Today’s headlines in Denver were pretty predictable, a classic combination of panic, doom-and-gloom, and overreaction:

The Defense Bails Out the Offense, Again

Manning’s Struggles Continue

The Broncos Offense Remains Stuck in Neutral

Every story about Sunday’s win at Cleveland had a familiar chord running through it: The Broncos defense is championship-caliber, but their offense isn’t ready for primetime.

To some extent, that’s true. Against the Browns, Denver’s defense made big plays when they had to, including a huge stop in overtime that kept Cleveland off the scoreboard. And for the sixth straight week, the Broncos offense wasn’t a thing of beauty, sputtering at times and being downright ugly on occasion.

But that analysis of the game isn’t entirely accurate. In fact, it’s failing to see the big picture. For those not looking to simply find evidence to support their side of the never-ending Peyton Manning argument, there were plenty of positive signs for Denver’s much-maligned attack.

1. The Broncos found a running game

On the day, Ronnie Hillman finished with an impressive 111 yards on 20 carries; that’s a legit 5.6 yards per carry, as it wasn’t inflated by one big run. Hillman consistently found his way through holes, picking up chunks of yardage on almost every carry; he once again showed that he’s Denver’s best option in the backfield, showcasing the burst needed in Gary Kubiak’s one-cut system.

That said, C.J. Anderson also showed some flashes against the Browns, particularly on the team’s game-winning drive. When the Broncos needed a few yards to make Brandon McManus’ field-goal attempt a little easier, No. 22 was able to move the chains despite the fact that the Browns knew what was coming.

2. The offensive line is coming around

In part, the success of Hillman and Anderson had to do with the fact that the guys in the trenches were finally opening some holes. Despite shuffling players in and out, rotating seven different guys throughout the game, the Broncos o-line was able to find some cohesion. It showed in their ability to move the ball on the ground throughout the day.

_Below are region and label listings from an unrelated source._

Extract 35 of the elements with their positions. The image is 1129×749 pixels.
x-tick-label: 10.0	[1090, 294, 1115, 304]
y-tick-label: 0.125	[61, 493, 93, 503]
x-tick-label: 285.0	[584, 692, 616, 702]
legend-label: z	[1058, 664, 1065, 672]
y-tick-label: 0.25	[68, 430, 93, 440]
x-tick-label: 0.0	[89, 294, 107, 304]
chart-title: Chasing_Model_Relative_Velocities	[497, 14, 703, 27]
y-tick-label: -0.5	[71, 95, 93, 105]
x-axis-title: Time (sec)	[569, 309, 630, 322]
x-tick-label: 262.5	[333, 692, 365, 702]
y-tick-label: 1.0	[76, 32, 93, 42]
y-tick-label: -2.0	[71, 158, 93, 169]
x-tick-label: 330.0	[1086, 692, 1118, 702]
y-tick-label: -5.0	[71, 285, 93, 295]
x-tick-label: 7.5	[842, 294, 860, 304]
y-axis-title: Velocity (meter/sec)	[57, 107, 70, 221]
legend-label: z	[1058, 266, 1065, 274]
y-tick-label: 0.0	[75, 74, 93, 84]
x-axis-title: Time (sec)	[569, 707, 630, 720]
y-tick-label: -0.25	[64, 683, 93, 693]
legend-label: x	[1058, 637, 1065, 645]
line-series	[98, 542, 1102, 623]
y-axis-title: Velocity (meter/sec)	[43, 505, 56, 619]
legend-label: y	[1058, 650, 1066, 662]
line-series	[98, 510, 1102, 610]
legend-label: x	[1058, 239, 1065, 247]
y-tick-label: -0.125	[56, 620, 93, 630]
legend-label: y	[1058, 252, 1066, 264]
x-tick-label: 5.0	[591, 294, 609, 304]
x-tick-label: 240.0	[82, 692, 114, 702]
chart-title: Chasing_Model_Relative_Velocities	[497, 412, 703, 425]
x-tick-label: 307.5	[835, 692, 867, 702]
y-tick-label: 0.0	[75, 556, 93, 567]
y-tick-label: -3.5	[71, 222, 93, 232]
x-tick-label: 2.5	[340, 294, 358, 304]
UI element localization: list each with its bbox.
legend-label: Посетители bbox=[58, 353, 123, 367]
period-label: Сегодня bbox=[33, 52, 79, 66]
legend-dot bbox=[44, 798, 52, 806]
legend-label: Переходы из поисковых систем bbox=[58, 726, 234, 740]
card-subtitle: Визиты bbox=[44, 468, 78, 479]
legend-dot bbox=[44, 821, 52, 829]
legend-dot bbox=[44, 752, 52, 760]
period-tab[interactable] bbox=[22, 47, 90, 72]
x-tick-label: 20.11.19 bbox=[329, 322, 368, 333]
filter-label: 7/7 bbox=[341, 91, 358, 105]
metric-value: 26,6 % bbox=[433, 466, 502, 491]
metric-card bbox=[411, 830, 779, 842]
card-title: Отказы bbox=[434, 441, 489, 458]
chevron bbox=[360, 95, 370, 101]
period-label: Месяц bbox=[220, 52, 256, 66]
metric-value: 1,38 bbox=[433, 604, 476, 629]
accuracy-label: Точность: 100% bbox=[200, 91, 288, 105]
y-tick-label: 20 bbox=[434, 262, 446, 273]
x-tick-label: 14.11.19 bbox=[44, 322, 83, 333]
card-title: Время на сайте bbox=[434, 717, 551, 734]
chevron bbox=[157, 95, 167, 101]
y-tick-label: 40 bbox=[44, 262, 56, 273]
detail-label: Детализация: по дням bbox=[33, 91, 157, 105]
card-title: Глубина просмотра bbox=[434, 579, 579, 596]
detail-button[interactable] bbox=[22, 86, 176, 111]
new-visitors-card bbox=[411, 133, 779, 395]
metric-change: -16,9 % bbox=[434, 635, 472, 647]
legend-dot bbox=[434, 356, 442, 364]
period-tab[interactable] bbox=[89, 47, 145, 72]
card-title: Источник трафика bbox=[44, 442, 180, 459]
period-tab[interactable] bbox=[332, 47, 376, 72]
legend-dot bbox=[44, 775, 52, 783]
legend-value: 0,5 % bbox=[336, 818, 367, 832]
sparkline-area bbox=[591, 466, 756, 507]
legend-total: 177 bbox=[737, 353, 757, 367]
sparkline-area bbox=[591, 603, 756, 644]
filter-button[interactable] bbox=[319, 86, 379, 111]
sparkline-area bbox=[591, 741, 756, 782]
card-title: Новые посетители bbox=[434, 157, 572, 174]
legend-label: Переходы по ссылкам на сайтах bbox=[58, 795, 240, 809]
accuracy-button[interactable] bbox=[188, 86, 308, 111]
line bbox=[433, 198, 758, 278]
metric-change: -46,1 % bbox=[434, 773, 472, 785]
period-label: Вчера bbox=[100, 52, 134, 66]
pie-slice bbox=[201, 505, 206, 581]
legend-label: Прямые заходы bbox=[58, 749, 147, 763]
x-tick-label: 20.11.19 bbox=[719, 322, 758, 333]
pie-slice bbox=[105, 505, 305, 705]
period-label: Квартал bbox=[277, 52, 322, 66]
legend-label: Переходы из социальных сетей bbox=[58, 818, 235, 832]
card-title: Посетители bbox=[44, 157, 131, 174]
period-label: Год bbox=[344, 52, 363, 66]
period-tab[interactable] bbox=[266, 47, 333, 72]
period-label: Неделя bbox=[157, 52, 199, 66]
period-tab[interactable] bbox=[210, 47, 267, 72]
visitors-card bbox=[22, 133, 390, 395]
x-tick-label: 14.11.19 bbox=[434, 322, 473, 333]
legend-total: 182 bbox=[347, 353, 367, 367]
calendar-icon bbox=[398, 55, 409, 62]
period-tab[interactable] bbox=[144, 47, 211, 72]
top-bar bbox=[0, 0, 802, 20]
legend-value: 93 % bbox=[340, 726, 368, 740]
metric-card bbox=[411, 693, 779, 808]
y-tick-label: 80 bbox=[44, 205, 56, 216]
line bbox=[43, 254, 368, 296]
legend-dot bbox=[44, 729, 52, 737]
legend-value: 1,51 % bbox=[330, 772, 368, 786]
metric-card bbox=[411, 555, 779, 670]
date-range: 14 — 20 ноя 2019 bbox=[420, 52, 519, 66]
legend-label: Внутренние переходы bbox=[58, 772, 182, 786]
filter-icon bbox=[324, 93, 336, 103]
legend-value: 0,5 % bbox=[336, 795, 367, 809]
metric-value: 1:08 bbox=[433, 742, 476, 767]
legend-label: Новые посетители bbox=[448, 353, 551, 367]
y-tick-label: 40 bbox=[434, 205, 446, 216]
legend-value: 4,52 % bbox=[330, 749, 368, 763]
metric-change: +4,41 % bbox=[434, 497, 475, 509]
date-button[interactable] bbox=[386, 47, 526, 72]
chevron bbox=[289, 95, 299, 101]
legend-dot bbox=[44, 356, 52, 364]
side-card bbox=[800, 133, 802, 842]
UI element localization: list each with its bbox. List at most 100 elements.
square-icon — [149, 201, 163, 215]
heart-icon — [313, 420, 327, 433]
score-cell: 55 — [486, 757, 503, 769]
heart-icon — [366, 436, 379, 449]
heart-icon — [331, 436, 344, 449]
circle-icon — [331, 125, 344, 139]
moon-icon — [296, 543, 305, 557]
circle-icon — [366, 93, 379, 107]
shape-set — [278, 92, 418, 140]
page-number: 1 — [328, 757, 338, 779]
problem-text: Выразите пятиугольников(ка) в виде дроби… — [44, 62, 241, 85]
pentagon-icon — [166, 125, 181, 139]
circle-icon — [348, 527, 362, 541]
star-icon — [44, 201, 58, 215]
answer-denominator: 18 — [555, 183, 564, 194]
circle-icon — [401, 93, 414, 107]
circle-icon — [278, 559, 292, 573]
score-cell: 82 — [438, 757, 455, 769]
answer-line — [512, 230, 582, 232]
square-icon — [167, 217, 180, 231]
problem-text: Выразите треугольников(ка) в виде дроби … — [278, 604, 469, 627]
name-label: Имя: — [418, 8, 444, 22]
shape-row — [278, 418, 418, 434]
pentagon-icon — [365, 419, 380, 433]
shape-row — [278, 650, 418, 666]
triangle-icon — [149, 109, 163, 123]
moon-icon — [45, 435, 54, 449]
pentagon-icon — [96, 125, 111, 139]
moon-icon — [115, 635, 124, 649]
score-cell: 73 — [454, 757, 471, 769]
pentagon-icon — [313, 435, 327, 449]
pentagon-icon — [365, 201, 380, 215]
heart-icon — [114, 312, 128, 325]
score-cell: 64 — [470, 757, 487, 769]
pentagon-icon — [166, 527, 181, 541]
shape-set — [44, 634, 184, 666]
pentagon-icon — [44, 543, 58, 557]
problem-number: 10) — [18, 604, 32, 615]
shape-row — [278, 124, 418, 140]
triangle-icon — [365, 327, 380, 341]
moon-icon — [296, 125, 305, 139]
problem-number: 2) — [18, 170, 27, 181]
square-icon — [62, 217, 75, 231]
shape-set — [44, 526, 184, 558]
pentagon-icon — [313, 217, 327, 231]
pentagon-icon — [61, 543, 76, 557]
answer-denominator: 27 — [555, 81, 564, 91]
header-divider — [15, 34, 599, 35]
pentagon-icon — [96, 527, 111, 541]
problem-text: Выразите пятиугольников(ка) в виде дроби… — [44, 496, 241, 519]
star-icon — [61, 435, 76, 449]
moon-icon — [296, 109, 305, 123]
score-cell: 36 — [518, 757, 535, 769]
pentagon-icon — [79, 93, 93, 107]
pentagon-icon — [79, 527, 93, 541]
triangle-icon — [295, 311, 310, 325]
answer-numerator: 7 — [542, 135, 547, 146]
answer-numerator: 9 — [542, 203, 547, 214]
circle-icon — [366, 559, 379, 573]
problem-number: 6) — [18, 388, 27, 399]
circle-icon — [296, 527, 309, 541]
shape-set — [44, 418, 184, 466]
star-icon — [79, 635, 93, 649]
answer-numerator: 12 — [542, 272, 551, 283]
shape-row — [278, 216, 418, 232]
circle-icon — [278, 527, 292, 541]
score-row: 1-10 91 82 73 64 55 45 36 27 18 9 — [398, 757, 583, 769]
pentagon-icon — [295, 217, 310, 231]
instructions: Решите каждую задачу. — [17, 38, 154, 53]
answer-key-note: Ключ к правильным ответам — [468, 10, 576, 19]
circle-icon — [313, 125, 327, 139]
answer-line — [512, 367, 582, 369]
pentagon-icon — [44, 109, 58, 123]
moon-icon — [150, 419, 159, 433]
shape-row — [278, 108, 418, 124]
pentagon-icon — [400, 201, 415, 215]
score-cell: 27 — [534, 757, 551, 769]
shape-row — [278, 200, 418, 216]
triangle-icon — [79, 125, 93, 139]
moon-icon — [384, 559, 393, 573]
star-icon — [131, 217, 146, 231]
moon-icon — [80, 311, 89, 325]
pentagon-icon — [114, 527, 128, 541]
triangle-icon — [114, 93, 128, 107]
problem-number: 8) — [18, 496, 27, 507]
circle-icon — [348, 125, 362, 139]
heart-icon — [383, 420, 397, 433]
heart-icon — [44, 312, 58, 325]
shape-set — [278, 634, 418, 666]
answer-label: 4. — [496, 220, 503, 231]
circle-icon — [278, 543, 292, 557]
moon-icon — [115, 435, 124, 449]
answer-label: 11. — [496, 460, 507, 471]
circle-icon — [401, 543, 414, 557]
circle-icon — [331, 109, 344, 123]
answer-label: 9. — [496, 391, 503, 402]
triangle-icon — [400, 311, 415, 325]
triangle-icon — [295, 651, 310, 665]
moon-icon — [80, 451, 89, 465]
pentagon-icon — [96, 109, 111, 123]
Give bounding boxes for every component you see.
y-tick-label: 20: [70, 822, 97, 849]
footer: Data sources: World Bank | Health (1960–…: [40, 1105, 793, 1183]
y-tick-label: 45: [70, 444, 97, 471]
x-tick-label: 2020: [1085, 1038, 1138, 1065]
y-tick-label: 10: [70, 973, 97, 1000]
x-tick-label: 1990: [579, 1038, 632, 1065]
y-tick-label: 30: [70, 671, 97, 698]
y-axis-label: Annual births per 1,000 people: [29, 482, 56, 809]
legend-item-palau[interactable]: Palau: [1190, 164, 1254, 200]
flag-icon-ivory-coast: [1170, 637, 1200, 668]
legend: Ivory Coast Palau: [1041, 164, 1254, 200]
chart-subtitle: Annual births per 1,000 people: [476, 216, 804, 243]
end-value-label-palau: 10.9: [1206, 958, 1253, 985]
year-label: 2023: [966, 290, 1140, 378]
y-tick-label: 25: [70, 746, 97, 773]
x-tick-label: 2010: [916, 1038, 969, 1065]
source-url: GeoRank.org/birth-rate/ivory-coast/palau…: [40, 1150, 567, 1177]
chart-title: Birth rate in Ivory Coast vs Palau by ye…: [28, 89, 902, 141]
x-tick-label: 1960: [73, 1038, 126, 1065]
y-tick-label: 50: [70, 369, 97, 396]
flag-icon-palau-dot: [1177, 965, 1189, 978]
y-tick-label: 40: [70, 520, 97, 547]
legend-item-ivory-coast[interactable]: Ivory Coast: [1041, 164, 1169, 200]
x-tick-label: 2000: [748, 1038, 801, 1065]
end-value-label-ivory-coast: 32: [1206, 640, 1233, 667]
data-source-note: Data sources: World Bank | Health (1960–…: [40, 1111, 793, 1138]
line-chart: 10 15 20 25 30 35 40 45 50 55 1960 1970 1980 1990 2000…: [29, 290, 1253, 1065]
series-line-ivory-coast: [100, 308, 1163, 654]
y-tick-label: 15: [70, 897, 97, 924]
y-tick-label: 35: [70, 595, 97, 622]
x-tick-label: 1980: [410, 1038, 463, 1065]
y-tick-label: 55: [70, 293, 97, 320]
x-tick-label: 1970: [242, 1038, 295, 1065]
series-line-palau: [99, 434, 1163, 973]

In addition, the big men in the trenches did a nice job of protecting Manning. In 48 pass attempts, the quarterback wasn’t sacked once; and for the most part, he was relatively untouched. In addition, the o-line provided the time and space needed for No. 18 to find an open receiver, step into throws and deliver some downfield strikes.

3. Manning made some nice throws

For the most part, everyone is going to focus on the three picks the Broncos quarterback threw against Cleveland; and that’s totally fair, as they were a combination of poor decisions and ugly passes. But failing to recognize what happened on the other 45 passes would be a mistake.

Throughout the day, Manning completed deep ins and long outs, throws that he supposedly couldn’t make anymore. In addition, he finally connected on a go route, hitting Emmanuel Sanders on a 75-yard touchdown pass in the second half; that’s the type of completion that will start to open up the rest of the offense.

As a result, it’s fairly obvious that Manning’s issues at the moment aren’t physical; they’re mental. He’s throwing the ball as well as he has during his time in Denver; over and over and over again that was evident on Sunday. But he’s also making way more mistakes, misreads and bad decisions than he’s ever made as a Bronco. That’s because he’s still thinking instead of just playing; once the game becomes instinctual again, Manning will be just fine.

So while everyone else is moping around today, find the silver lining. The Broncos offense is about to burst out; there were signs of it on Sunday in Cleveland.

With a running game that is coming around, an offensive line that is finally opening holes and protecting the passer, and a QB that is grasping a system more and more with each week, the long process of transitioning to a new offense is about complete. And when that happens, everyone who doubted Manning, Kubiak and the Broncos during a 6-0 start will look and feel pretty silly.